SYLLABUS
MGTSC 707: Applied Business Analysis of Time Series and Panel Data (Fall, 2009)
Time / Location: Mondays 10.00 - 12.50, Bus B-12 Instructor: Dr. Ke-Li Xu, Assistant Professor
Office: Bus 3-40N Office Hours: by email appointment Telephone: 780-492-8076 Fax: 780-492-3325
E-mail: [email protected]
Course Overview
This course is organized into two parts. Part I covers univariate and multivariate time domain models of stationary and nonstationary time series. Topics covered include univariate time series models, volatility models, unit root tests, time series regression modeling, systems of regression equations, vector autoregressive models for multivariate time series and cointegration. In Part II the course introduces the issues and opportunities that arise with panel data and the main statistical techniques used for its analysis.
Topics covered include fixed-effects models, random-effects models, dynamic models and limited dependent variable models. The course will illustrate the estimation and inference strategies using the software . It is normally taken by students in the second year of the Business Ph.D. program.
Prerequisites
MGTSC 705 or a graduate-level course on linear model or econometrics.
Reading materials
[1] Tsay, R. S. (2005), Analysis of Financial Time Series, 2nd edition, Wiley-Interscience.
[2] Wooldridge, J. (2002), Econometric Analysis of Cross Section and Panel Data. The MIT press.
As their names suggest, I will select materials on time series from [1] and panel data from [2]. I will indicate which topics and chapters you should read as the course proceeds.

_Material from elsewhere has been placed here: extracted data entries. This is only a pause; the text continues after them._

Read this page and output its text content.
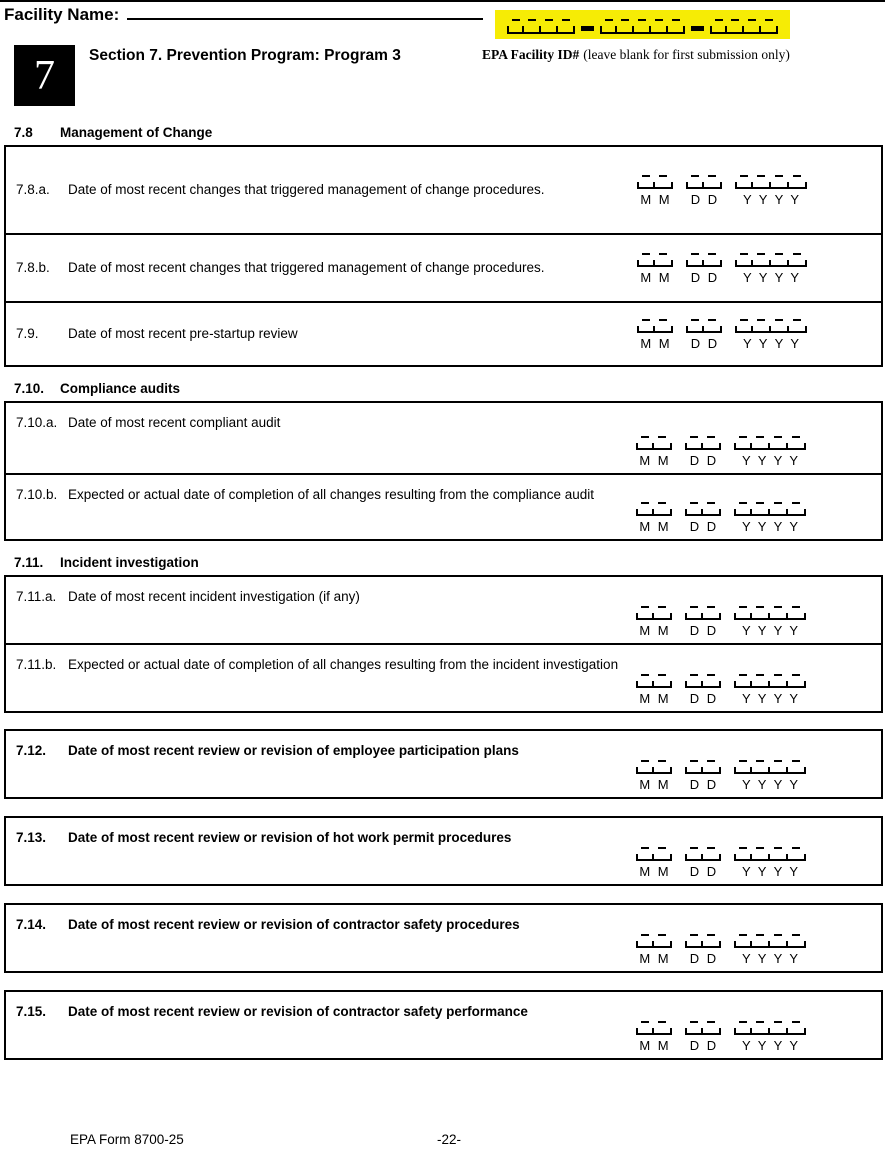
Facility Name:
7	Section 7. Prevention Program: Program 3	EPA Facility ID# (leave blank for first submission only)
7.8 Management of Change
7.8.a. Date of most recent changes that triggered management of change procedures.
M M	D D	Y Y Y Y
7.8.b. Date of most recent changes that triggered management of change procedures.
M M	D D	Y Y Y Y
7.9. Date of most recent pre-startup review
M M	D D	Y Y Y Y
7.10. Compliance audits
7.10.a. Date of most recent compliant audit
M M	D D	Y Y Y Y
7.10.b. Expected or actual date of completion of all changes resulting from the compliance audit
M M	D D	Y Y Y Y
7.11. Incident investigation
7.11.a. Date of most recent incident investigation (if any)
M M	D D	Y Y Y Y
7.11.b. Expected or actual date of completion of all changes resulting from the incident investigation
M M	D D	Y Y Y Y
7.12. Date of most recent review or revision of employee participation plans
M M	D D	Y Y Y Y
7.13. Date of most recent review or revision of hot work permit procedures
M M	D D	Y Y Y Y
7.14. Date of most recent review or revision of contractor safety procedures
M M	D D	Y Y Y Y
7.15. Date of most recent review or revision of contractor safety performance
M M	D D	Y Y Y Y
EPA Form 8700-25	-22-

The second book is available online through the University library website. I recalled both books for reserve in the Winspear business library and they should be available shortly after the semester starts.
The following books are also useful for further reading: for time series,
[3] Hamilton, J.D. (1994), Time Series Analysis, Princeton University Press.

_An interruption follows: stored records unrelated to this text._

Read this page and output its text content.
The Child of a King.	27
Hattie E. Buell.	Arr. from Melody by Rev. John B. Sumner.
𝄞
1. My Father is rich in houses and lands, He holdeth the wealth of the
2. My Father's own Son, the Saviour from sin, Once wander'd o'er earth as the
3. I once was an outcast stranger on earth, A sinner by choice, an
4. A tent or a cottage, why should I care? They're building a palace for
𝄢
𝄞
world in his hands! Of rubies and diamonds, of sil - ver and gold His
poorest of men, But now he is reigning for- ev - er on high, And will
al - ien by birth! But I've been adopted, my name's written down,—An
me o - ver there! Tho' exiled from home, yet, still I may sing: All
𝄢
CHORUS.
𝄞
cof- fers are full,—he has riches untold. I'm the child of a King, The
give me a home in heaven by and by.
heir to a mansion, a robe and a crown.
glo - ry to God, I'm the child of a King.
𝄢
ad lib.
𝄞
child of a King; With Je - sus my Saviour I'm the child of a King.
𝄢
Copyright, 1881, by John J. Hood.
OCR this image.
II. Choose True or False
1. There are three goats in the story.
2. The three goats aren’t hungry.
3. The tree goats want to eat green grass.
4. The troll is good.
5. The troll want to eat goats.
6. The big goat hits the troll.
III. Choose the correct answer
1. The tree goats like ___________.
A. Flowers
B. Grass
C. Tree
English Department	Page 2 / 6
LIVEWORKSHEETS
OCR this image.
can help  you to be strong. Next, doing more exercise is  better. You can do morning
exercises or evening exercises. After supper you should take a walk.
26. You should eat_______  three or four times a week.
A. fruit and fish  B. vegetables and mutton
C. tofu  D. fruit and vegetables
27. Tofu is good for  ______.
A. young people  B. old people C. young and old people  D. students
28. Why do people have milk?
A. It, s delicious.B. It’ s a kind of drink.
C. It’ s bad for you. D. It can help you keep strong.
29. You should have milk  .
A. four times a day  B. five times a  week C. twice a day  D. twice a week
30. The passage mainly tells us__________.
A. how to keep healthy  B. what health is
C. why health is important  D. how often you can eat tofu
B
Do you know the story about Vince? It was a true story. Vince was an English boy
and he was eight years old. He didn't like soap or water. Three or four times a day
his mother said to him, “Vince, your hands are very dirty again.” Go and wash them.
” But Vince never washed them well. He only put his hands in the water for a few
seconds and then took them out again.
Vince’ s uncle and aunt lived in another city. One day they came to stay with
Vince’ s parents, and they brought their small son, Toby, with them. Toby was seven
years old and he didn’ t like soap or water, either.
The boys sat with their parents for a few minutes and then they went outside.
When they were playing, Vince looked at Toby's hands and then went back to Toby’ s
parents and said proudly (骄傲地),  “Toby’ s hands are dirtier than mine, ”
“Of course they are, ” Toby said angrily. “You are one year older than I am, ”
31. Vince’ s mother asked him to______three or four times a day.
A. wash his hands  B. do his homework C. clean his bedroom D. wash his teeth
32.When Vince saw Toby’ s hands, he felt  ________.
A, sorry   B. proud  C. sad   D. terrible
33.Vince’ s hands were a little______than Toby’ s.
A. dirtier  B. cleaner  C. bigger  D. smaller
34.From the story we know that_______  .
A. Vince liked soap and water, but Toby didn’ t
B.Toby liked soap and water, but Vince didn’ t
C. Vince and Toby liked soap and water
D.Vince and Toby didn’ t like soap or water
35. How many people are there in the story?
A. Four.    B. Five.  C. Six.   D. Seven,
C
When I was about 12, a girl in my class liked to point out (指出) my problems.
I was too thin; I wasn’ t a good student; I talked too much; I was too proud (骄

[4] Enders, W. (2004), Applied Econometric Time Series, Second Edition, John Wiley.
for panel data,
[5] Arellano, M. (2003), Panel Data Econometrics, Oxford: Oxford University Press.
[6] Baltagi, B. H., (2005), Econometric Analysis of Panel Data, Third Edition, John Wiley.

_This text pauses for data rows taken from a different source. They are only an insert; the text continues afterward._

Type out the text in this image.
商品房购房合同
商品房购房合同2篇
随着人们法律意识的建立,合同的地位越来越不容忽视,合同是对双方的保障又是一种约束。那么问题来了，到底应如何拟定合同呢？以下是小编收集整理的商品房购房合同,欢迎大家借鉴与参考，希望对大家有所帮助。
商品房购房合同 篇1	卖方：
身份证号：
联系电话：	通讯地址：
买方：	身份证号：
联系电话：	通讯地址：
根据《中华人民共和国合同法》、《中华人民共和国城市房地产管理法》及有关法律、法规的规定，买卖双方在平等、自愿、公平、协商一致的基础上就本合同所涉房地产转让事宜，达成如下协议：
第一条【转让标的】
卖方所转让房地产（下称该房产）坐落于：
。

The software is free and can be downloaded from www.r-project.org. The following books are especially useful for learning R:
[7] W.N. Venables, D.M. Smith and the R Develop Core Team (2007), An Introduction to R.
(www.r-project.org)
[8] W.N. Venables and B.D. Ripley (2003), Modern Applied Statistics with S (4th Edition). Springer.
[9] C. Kleiber and A. Zeileis (2008), Applied Econometrics with R. Springer.
Problem Sets and Final Project
Assignments 85%
In-class participation 15%
The homework assignments are designed to familiarize students with the particular statistical skills taught in the previous classes. I will specify a deadline for each assignment. A zero is given for a missed or late assignment. Assignments are dropped in the dropbox on the 3rd floor of the Business building. R codes and outputs (or codes of other software) should be included in the assignments.
Academic Honesty
The University of Alberta is committed to the highest standards of academic integrity and honesty. Work submitted by students must be their own. Copying another student’s file for an assignment or the term project is not acceptable under any circumstances. Students are encouraged to discuss the course materials with other students (and myself), but they are not allowed to show the written work or numerical answers to other students. When you quote an article, book, webpage or any other source in your project, you must reference that source.